His story is still in print as well as some of the others. I'm going to have to add that to my wish list! Never mind. Just ordered it on my Kindle. :) I will let you know what I think!


  1. I bought several books by the Blasket natives when I was at the little museum there. I thought it was beautiful, both structurally and as a museum/memorial, but was astonished to find later that it had been opposed by the locals because it would turn the Blasket experience into
    "Dingle Disneyland." Crazy.
    The Time article doesn't really tell us the true circumstances of the evacuation. It was a hard life on the island—no electricity, no running water, a three-mile crossing to the mainland, weather permitting, followed by a five-mile walk by road for a priest, or a twelve-mile walk to reach a doctor—and in 1953 the government decided that the Island should be abandoned after the tragic death of a man who fell ill but could not be visited by a doctor for three days, due to inclement weather. According to the presentation at the museum, the natives really didn't want to come, even then. It was the only life they'd known. But they were forcibly evicted and provided homes on the mainland.

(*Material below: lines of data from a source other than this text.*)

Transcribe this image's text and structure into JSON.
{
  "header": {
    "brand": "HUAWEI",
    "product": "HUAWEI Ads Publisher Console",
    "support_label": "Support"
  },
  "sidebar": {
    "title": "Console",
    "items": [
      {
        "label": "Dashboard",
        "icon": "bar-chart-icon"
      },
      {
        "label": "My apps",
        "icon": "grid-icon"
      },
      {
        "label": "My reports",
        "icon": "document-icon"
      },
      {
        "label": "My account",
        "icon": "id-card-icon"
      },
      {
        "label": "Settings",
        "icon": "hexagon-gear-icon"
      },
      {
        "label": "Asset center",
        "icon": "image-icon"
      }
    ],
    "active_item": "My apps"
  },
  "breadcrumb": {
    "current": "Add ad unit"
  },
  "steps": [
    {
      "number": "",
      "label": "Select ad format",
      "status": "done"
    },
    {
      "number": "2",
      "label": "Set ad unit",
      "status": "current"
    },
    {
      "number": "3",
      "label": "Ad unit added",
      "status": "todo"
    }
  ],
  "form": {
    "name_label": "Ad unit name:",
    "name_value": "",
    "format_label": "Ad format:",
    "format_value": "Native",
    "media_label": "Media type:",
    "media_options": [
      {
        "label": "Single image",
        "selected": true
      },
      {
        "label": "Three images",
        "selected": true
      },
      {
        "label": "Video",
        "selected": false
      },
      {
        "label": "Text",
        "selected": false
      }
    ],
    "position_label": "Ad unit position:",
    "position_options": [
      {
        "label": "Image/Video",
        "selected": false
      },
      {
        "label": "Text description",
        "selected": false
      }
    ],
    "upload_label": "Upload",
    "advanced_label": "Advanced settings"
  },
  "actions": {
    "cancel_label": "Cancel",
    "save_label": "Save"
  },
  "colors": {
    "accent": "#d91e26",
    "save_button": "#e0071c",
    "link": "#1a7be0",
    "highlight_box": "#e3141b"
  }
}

    I don't know that they land people (that is, tourists) there any more. The islands rise straight up, and it was a pretty precarious landing even for locals. You can ride around them in a boat, though -- but I was there in September and those tours had stopped by that time of year.

  2. Absolutely, Jamie. There is more to the story. I'm really enjoying the Islandman book. Terrific story and well written, even by today's standards. The Time article was contemporary--how most people viewed it, but not, of course, the islanders themselves. Thanks for sharing what you know here. Very interesting!